Veterans

Remembering Our Veterans

I will never know what it is to be a soldier. It's that simple. Anyone who claims they can estimate what it might be like who has never served is a fool and deserves a swift punch in the face. I have immense respect for those that have served in the armed forces of any nation. Growing up, it was well-known amongst my family and friends that I was fixated on World War II, but this was largely misunderstood.

The Memphis Belle and her crew

The Memphis Belle and her crew

They wondered often why I had no interest in the military. It was similar to why they couldn't figure out my lack of interest in actual space travel and astronomy when I loved Star Wars so much. In the case of the latter, it's because I wasn't interested in lunar landers. I was interested in star fighters. When it comes to the former, I really just have a seething hatred for Nazis and a great love of propeller-driven aircraft.

Col. Robert Morgan

Col. Robert Morgan

I don't think I'd go back and change my decision. I've had the privilege of meeting and sometimes even interviewing men and women who's service goes all the way back to the Spanish Civil War and as recent as the War in Iraq. I've heard firsthand accounts of being a prisoner in Stalag Luft III, going down in a B-17 over northern France, leaping out of a landing craft into a wall of German bullets on Omaha Beach and yes, even being a Hitler youth conscripted into the Wermacht at the desperate end of the war and wanting nothing more than to surrender to Americans or the British before being killed or worse, caught by the Russians.

My Eagle Scout medal was pinned on my chest by Col. Robert Morgan, the pilot of the Memphis Belle, on May 17th, 1993, the 50th anniversary to the day of the Belle's completion of its 25 missions over Nazi-held Europe, as I had restored the radio room at RAF Bassingbourne's original air tower where the Belle operated during the war.

I spent many hours at the home of George Freson, a C-47 cargo pilot in Burma who dodged Japanese snipers, and Harold Hart, a Navy man in the Pacific Theatre. I knew Otto Meikus, a crew chief who repaired Flying Fortresses in England during the way, and I interviewed Hal Weekly, a B-17 pilot who narrowly escaped capture after being shot down.

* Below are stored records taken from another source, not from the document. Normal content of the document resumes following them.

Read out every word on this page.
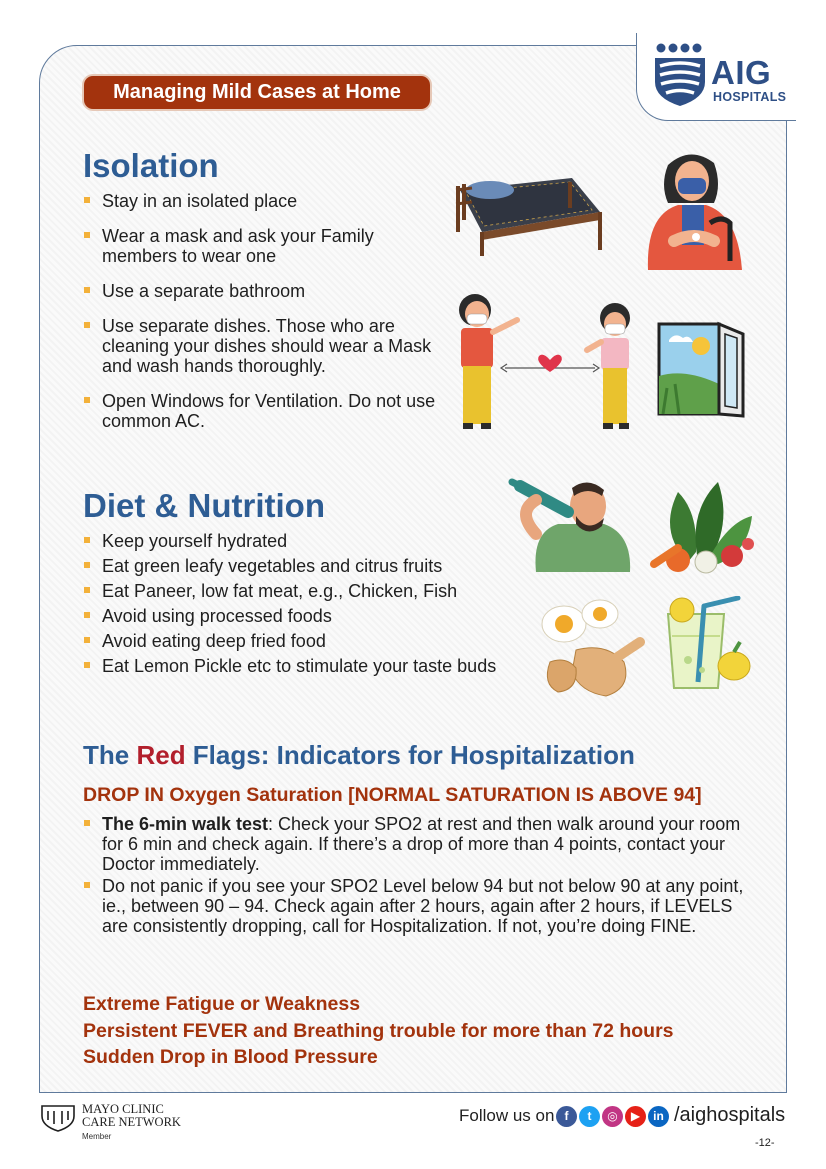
AIG
HOSPITALS
Managing Mild Cases at Home
Isolation
Stay in an isolated place
Wear a mask and ask your Family members to wear one
Use a separate bathroom
Use separate dishes. Those who are cleaning your dishes should wear a Mask and wash hands thoroughly.
Open Windows for Ventilation. Do not use common AC.
Diet & Nutrition
Keep yourself hydrated
Eat green leafy vegetables and citrus fruits
Eat Paneer, low fat meat, e.g., Chicken, Fish
Avoid using processed foods
Avoid eating deep fried food
Eat Lemon Pickle etc to stimulate your taste buds
The Red Flags: Indicators for Hospitalization
DROP IN Oxygen Saturation [NORMAL SATURATION IS ABOVE 94]
The 6-min walk test: Check your SPO2 at rest and then walk around your room for 6 min and check again. If there’s a drop of more than 4 points, contact your Doctor immediately.
Do not panic if you see your SPO2 Level below 94 but not below 90 at any point, ie., between 90 – 94. Check again after 2 hours, again after 2 hours, if LEVELS are consistently dropping, call for Hospitalization. If not, you’re doing FINE.
Extreme Fatigue or Weakness
Persistent FEVER and Breathing trouble for more than 72 hours
Sudden Drop in Blood Pressure
MAYO CLINIC
CARE NETWORK
Member
Follow us on f	t	◎	▶	in /aighospitals
-12-
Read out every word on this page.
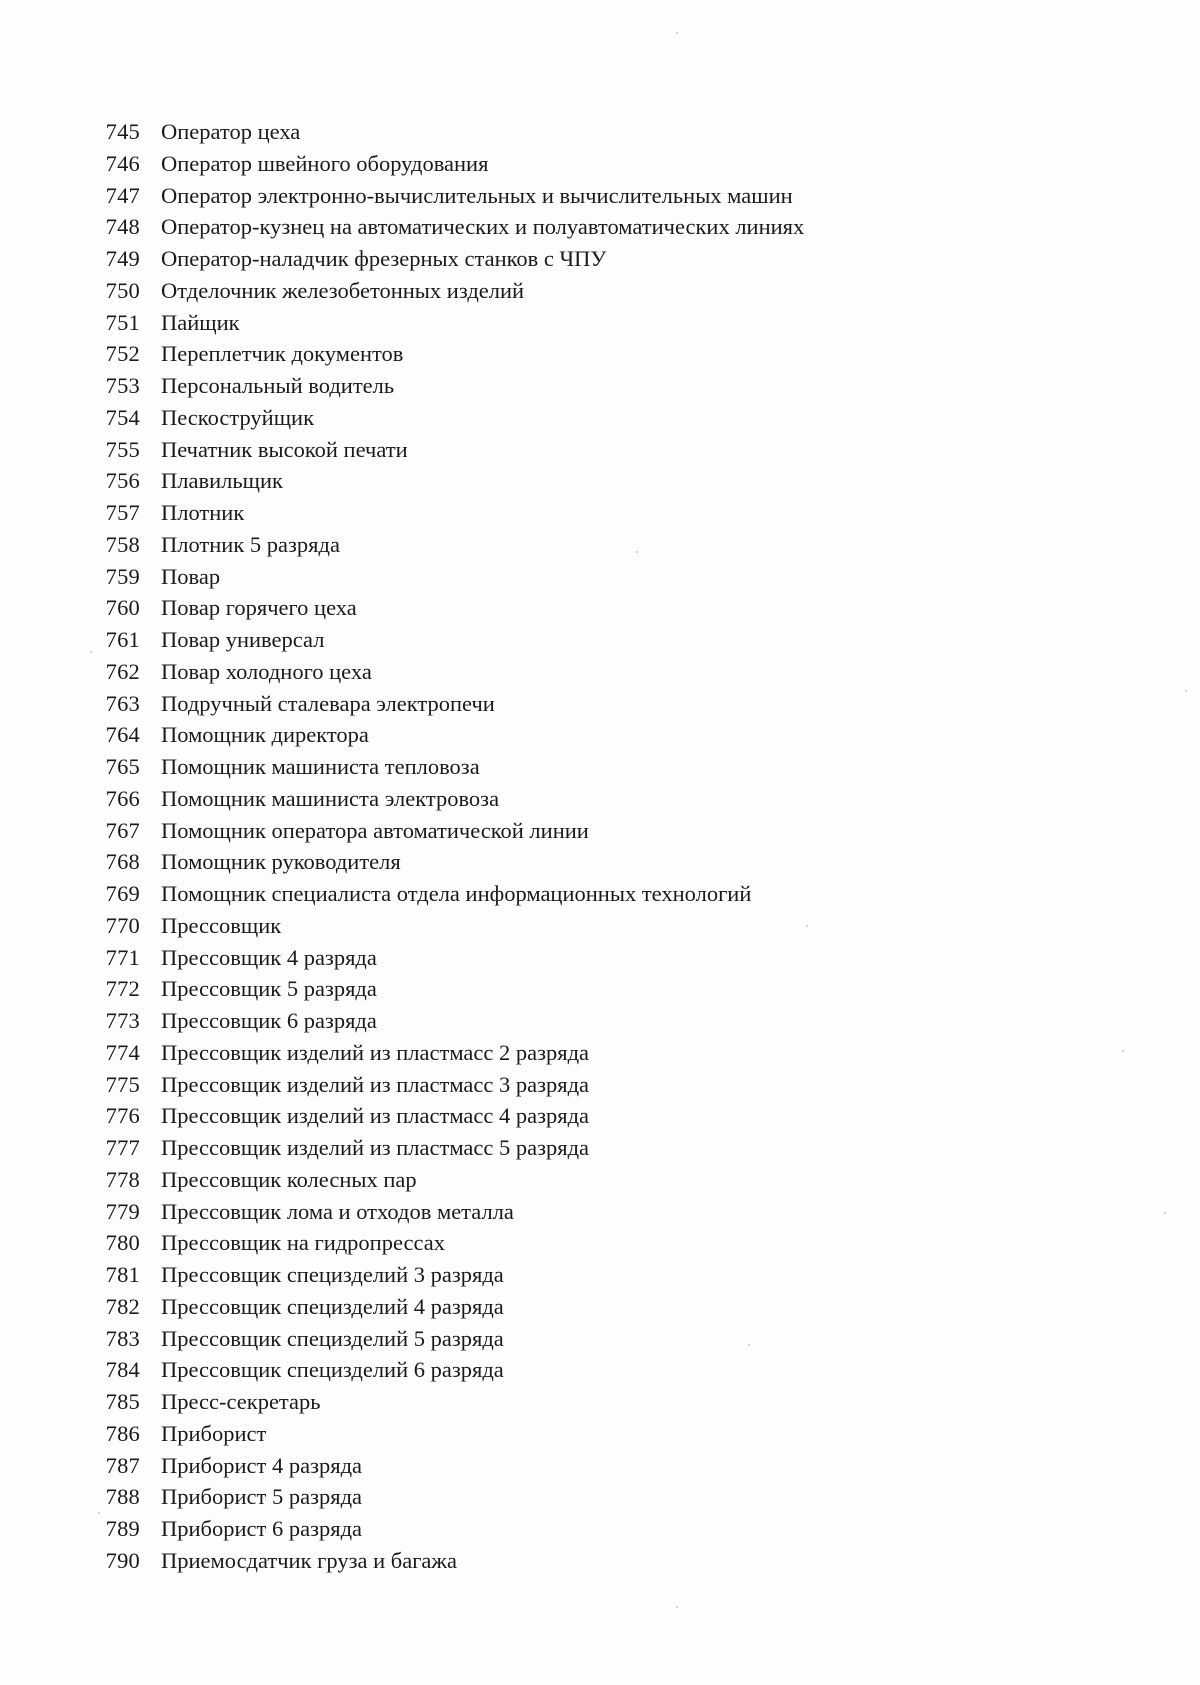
745 Оператор цеха
746 Оператор швейного оборудования
747 Оператор электронно-вычислительных и вычислительных машин
748 Оператор-кузнец на автоматических и полуавтоматических линиях
749 Оператор-наладчик фрезерных станков с ЧПУ
750 Отделочник железобетонных изделий
751 Пайщик
752 Переплетчик документов
753 Персональный водитель
754 Пескоструйщик
755 Печатник высокой печати
756 Плавильщик
757 Плотник
758 Плотник 5 разряда
759 Повар
760 Повар горячего цеха
761 Повар универсал
762 Повар холодного цеха
763 Подручный сталевара электропечи
764 Помощник директора
765 Помощник машиниста тепловоза
766 Помощник машиниста электровоза
767 Помощник оператора автоматической линии
768 Помощник руководителя
769 Помощник специалиста отдела информационных технологий
770 Прессовщик
771 Прессовщик 4 разряда
772 Прессовщик 5 разряда
773 Прессовщик 6 разряда
774 Прессовщик изделий из пластмасс 2 разряда
775 Прессовщик изделий из пластмасс 3 разряда
776 Прессовщик изделий из пластмасс 4 разряда
777 Прессовщик изделий из пластмасс 5 разряда
778 Прессовщик колесных пар
779 Прессовщик лома и отходов металла
780 Прессовщик на гидропрессах
781 Прессовщик специзделий 3 разряда
782 Прессовщик специзделий 4 разряда
783 Прессовщик специзделий 5 разряда
784 Прессовщик специзделий 6 разряда
785 Пресс-секретарь
786 Приборист
787 Приборист 4 разряда
788 Приборист 5 разряда
789 Приборист 6 разряда
790 Приемосдатчик груза и багажа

American volunteers in the Battle of Britain

American volunteers in the Battle of Britain

For every one of the men and women I've had the privilege of meeting, I've read about at least 50 others. There were the Americans who volunteered with the Royal Air Force almost two years before Pearl Harbor and fought in the Battle of Britain. Eugene Tobin, Andy Mamedoff, Vernon Keough and Art Donahue. None of them would survive the war. Three would be dead before Pearl Harbor occurred.

Charles Upham

Charles Upham

It isn't just Americans who exhibited extreme bravery in World War II. For every Audie Murphy or Tuskegee Airman in the U.S. Armed Forces, there were just as many in the British ranks. Guys like “Mad Jack” Churchill, who carried a sword into combat; Douglas Bader, a Spitfire pilot with two artificial legs; Major Robert Cain V.C., who disabled Tiger Tanks at Arnhem while firing a mortar from his hip; and New Zealander Charles Upham who won the coveted Victoria Cross twice and when caught in barbed wire with a German pistol to his head while trying to escape a prison camp, Upham's only response was to ignore the guard and light up a cigarette.

Growing up with films like The Great Escape, The Longest Day and television shows like Combat and Rat Patrol laid the foundation of my interest and respect in what these people risked and died for from 1939-1945. They also helped ensure that while I was not destined to serve, I would spend my time serving those who did wear the uniform. Heck, if I wasn't doing RetroBlasting, I'd probably be hosting a history channel on YouTube about World War II.

Thank your local veterans every November 11, because too many will never hear that thanks, buried in far-off lands never to come home.